1
1

Sehari di Cirebon Menikmati Wisata Budaya

Ada banyak cara untuk menyongsong aktivitas baru di tahun baru. Salah satunya dengan mengajak keluarga ataupun teman sejawat untuk mengadakan traveling ke suatu tempat yang akan menggenjot semangat, dalam rangka menghadapi serangkaian kesibukan yang akan menjadi planing utama di tahun 2017 ini. Kali ini, Media Asuransi mengajak pembaca untuk menikmati perjalanan ke beberapa destinasi di Kota Cirebon dan sekitarnya, sebagai referensi untuk mengawali langkah di awal tahun.

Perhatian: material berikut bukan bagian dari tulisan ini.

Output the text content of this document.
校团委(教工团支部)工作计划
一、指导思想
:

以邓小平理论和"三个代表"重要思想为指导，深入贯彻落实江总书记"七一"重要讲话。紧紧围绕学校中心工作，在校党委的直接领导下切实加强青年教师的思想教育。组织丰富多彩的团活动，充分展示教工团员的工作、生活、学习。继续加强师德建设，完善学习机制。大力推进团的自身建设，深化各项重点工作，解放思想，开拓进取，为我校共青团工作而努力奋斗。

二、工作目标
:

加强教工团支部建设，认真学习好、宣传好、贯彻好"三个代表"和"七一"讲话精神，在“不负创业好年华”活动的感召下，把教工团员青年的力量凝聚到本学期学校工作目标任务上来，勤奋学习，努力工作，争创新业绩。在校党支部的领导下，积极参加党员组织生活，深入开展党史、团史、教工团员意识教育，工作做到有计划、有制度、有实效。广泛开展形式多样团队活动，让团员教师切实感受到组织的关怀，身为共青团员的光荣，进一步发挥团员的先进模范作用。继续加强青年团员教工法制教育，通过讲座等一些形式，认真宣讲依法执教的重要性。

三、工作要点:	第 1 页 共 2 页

Bagi yang akan memulai perjalanan dari Jakarta menuju Kota Cirebon, disarankan berangkat untuk disegerakan, sekitar jam 07.00 WIB adalah waktu yang pas, mengingat perjalanan yang akan ditempuh lumayan jauh. Meninggalkan kota Jakarta dengan menempuh jalan Tol Jakarta-Cikampek dan dilanjutkan dengan melintasi jalan lurus Tol Cipali, kendaraan dapat melaju kencang. Awas, jangan lupa mengingatkan sopir agar jangan mengantuk, karena jalan lurus sangat rawan membuat pengendara terbuai dengan ayunan mobil. Di perjalanan, para pengendara dapat berhenti di beberapa rest area jika terasa lelah untuk beristirahat sejenak. Dan bisa melanjutkan perjalanan jika telah terasa segar kembali.

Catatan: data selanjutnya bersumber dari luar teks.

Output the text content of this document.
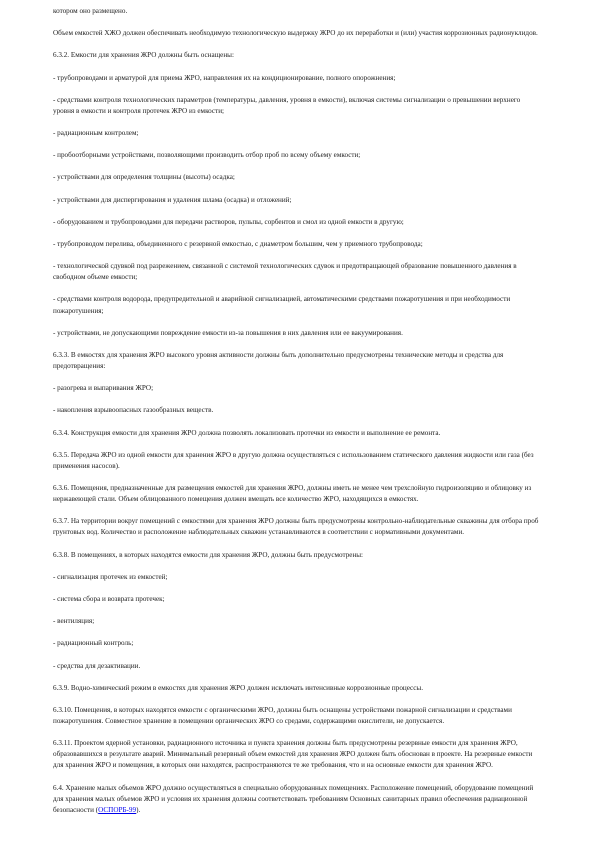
котором оно размещено.

Объем емкостей ХЖО должен обеспечивать необходимую технологическую выдержку ЖРО до их переработки и (или) участия коррозионных радионуклидов.

6.3.2. Емкости для хранения ЖРО должны быть оснащены:

- трубопроводами и арматурой для приема ЖРО, направления их на кондиционирование, полного опорожнения;

- средствами контроля технологических параметров (температуры, давления, уровня в емкости), включая системы сигнализации о превышении верхнего уровня в емкости и контроля протечек ЖРО из емкости;

- радиационным контролем;

- пробоотборными устройствами, позволяющими производить отбор проб по всему объему емкости;

- устройствами для определения толщины (высоты) осадка;

- устройствами для диспергирования и удаления шлама (осадка) и отложений;

- оборудованием и трубопроводами для передачи растворов, пульпы, сорбентов и смол из одной емкости в другую;

- трубопроводом перелива, объединенного с резервной емкостью, с диаметром большим, чем у приемного трубопровода;

- технологической сдувкой под разрежением, связанной с системой технологических сдувок и предотвращающей образование повышенного давления в свободном объеме емкости;

- средствами контроля водорода, предупредительной и аварийной сигнализацией, автоматическими средствами пожаротушения и при необходимости пожаротушения;

- устройствами, не допускающими повреждение емкости из-за повышения в них давления или ее вакуумирования.

6.3.3. В емкостях для хранения ЖРО высокого уровня активности должны быть дополнительно предусмотрены технические методы и средства для предотвращения:

- разогрева и выпаривания ЖРО;

- накопления взрывоопасных газообразных веществ.

6.3.4. Конструкция емкости для хранения ЖРО должна позволять локализовать протечки из емкости и выполнение ее ремонта.

6.3.5. Передача ЖРО из одной емкости для хранения ЖРО в другую должна осуществляться с использованием статического давления жидкости или газа (без применения насосов).

6.3.6. Помещения, предназначенные для размещения емкостей для хранения ЖРО, должны иметь не менее чем трехслойную гидроизоляцию и облицовку из нержавеющей стали. Объем облицованного помещения должен вмещать все количество ЖРО, находящихся в емкостях.

6.3.7. На территории вокруг помещений с емкостями для хранения ЖРО должны быть предусмотрены контрольно-наблюдательные скважины для отбора проб грунтовых вод. Количество и расположение наблюдательных скважин устанавливаются в соответствии с нормативными документами.

6.3.8. В помещениях, в которых находятся емкости для хранения ЖРО, должны быть предусмотрены:

- сигнализация протечек из емкостей;

- система сбора и возврата протечек;

- вентиляция;

- радиационный контроль;

- средства для дезактивации.

6.3.9. Водно-химический режим в емкостях для хранения ЖРО должен исключать интенсивные коррозионные процессы.

6.3.10. Помещения, в которых находятся емкости с органическими ЖРО, должны быть оснащены устройствами пожарной сигнализации и средствами пожаротушения. Совместное хранение в помещении органических ЖРО со средами, содержащими окислители, не допускается.

6.3.11. Проектом ядерной установки, радиационного источника и пункта хранения должны быть предусмотрены резервные емкости для хранения ЖРО, образовавшихся в результате аварий. Минимальный резервный объем емкостей для хранения ЖРО должен быть обоснован в проекте. На резервные емкости для хранения ЖРО и помещения, в которых они находятся, распространяются те же требования, что и на основные емкости для хранения ЖРО.

6.4. Хранение малых объемов ЖРО должно осуществляться в специально оборудованных помещениях. Расположение помещений, оборудование помещений для хранения малых объемов ЖРО и условия их хранения должны соответствовать требованиям Основных санитарных правил обеспечения радиационной безопасности (ОСПОРБ-99).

Saat mata sudah mulai menemukan sebagian bangunan yang memiliki gapura berbentuk candi, artinya traveler sudah berada di kota budaya Cirebon. Melihat asal penamaan kota ini, ada yang mengatakan berasal dari kata Sarumban atau Caruban yang artinya bersatu padu. Munculnya nama ini karena di daerah ini dahulunya merupakan tempat bercampurnya para pendatang dari berbagai suku dan etnis seperti Jawa, Sunda, Tionghoa, dan Arab. Ada juga yang berpendapat Cirebon berasal dari kata Cai-Rebon (bahasa Sunda) yang berarti air udang rebon. Karena masyarakatnya dahulu terkenal sebagai nelayan udang yang diolah menjadi terasi atau petis, sedangkan air sisa pengolahan udang tersebut dinamakan Cirebon (Air Rebon).

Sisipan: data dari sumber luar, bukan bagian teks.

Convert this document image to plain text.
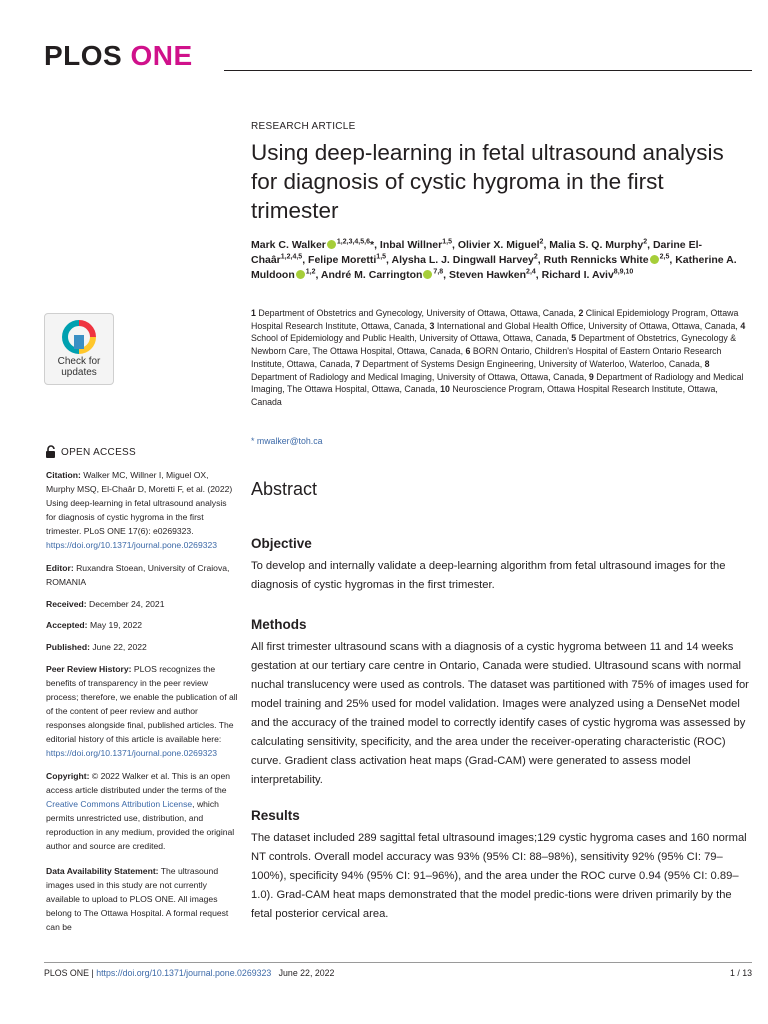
PLOS ONE
Check for
updates
OPEN ACCESS
Citation: Walker MC, Willner I, Miguel OX, Murphy MSQ, El-Chaâr D, Moretti F, et al. (2022) Using deep-learning in fetal ultrasound analysis for diagnosis of cystic hygroma in the first trimester. PLoS ONE 17(6): e0269323. https://doi.org/10.1371/journal.pone.0269323
Editor: Ruxandra Stoean, University of Craiova, ROMANIA
Received: December 24, 2021
Accepted: May 19, 2022
Published: June 22, 2022
Peer Review History: PLOS recognizes the benefits of transparency in the peer review process; therefore, we enable the publication of all of the content of peer review and author responses alongside final, published articles. The editorial history of this article is available here: https://doi.org/10.1371/journal.pone.0269323
Copyright: © 2022 Walker et al. This is an open access article distributed under the terms of the Creative Commons Attribution License, which permits unrestricted use, distribution, and reproduction in any medium, provided the original author and source are credited.
Data Availability Statement: The ultrasound images used in this study are not currently available to upload to PLOS ONE. All images belong to The Ottawa Hospital. A formal request can be
RESEARCH ARTICLE
Using deep-learning in fetal ultrasound analysis for diagnosis of cystic hygroma in the first trimester
Mark C. Walker $^{1,2,3,4,5,6}$*, Inbal Willner$^{1,5}$, Olivier X. Miguel$^2$, Malia S. Q. Murphy$^2$, Darine El-Chaâr$^{1,2,4,5}$, Felipe Moretti$^{1,5}$, Alysha L. J. Dingwall Harvey$^2$, Ruth Rennicks White $^{2,5}$, Katherine A. Muldoon $^{1,2}$, André M. Carrington $^{7,8}$, Steven Hawken$^{2,4}$, Richard I. Aviv$^{8,9,10}$
1 Department of Obstetrics and Gynecology, University of Ottawa, Ottawa, Canada, 2 Clinical Epidemiology Program, Ottawa Hospital Research Institute, Ottawa, Canada, 3 International and Global Health Office, University of Ottawa, Ottawa, Canada, 4 School of Epidemiology and Public Health, University of Ottawa, Ottawa, Canada, 5 Department of Obstetrics, Gynecology & Newborn Care, The Ottawa Hospital, Ottawa, Canada, 6 BORN Ontario, Children's Hospital of Eastern Ontario Research Institute, Ottawa, Canada, 7 Department of Systems Design Engineering, University of Waterloo, Waterloo, Canada, 8 Department of Radiology and Medical Imaging, University of Ottawa, Ottawa, Canada, 9 Department of Radiology and Medical Imaging, The Ottawa Hospital, Ottawa, Canada, 10 Neuroscience Program, Ottawa Hospital Research Institute, Ottawa, Canada
* mwalker@toh.ca
Abstract
Objective
To develop and internally validate a deep-learning algorithm from fetal ultrasound images for the diagnosis of cystic hygromas in the first trimester.
Methods
All first trimester ultrasound scans with a diagnosis of a cystic hygroma between 11 and 14 weeks gestation at our tertiary care centre in Ontario, Canada were studied. Ultrasound scans with normal nuchal translucency were used as controls. The dataset was partitioned with 75% of images used for model training and 25% used for model validation. Images were analyzed using a DenseNet model and the accuracy of the trained model to correctly identify cases of cystic hygroma was assessed by calculating sensitivity, specificity, and the area under the receiver-operating characteristic (ROC) curve. Gradient class activation heat maps (Grad-CAM) were generated to assess model interpretability.
Results
The dataset included 289 sagittal fetal ultrasound images;129 cystic hygroma cases and 160 normal NT controls. Overall model accuracy was 93% (95% CI: 88–98%), sensitivity 92% (95% CI: 79–100%), specificity 94% (95% CI: 91–96%), and the area under the ROC curve 0.94 (95% CI: 0.89–1.0). Grad-CAM heat maps demonstrated that the model predic-tions were driven primarily by the fetal posterior cervical area.
PLOS ONE | https://doi.org/10.1371/journal.pone.0269323 June 22, 2022	1 / 13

Saat penulis dan rombongan berkunjung ke kota yang dikenal juga dengan Kota Wali ini, kesan pertama yang terlintas di pikiran adalah Nasi Jamblang dan Empal Gentong. Karena memang saat menyusuri kota ini, tidak sedikit dijumpai warungwarung pinggir jalan, berjejer menjual dua jenis makanan ini.
Sebelum menikmati Nasi Jamblang, terlebih dahulu kami mengunjungi Keraton Kasepuhan Cirebon sebagai destinasi pertama dalam tur kali ini. Keraton yang terletak di Jalan Kasepuhan no. 43 ini didirikan oleh Pangeran Cakrabuana, putera Raja Pajajaran atau yang dikenal juga dengan Pangeran Mas Zainul Arifin pada masa perkembangan Islam di Cirebon sekitar tahun 1529.
Di tempat yang rindang ini para pengunjung dapat berkeliling melihat-lihat arsitektur bangunan keraton yang klasik, gabungan akulturasi budaya Islam, Hindu, dan China. Mengitari komplek keraton ini, pengunjung juga dapat memyaksikan peninggalan-peninggalan sejarah kerajaan Islam Cirebon, diantaranya Kereta Singa Barong yang dibuat pada 1549 oleh Panembahan Losari dan digunakan oleh para Sultan Cirebon sejak masa Sunan Gunung Jati.
Selain itu masih banyak peninggalanpeninggalan kerajaan Cirebon seperti pedang, baju perang, keramik-keramik, dan lain sebagainya yang menarik untuk diketahui. Keraton ini merupakan salah satu dari empat keraton yang ada di Kota Cirebon, namun Keraton Kasepuhan ini merupakan yang terbesar dan yang paling terawat.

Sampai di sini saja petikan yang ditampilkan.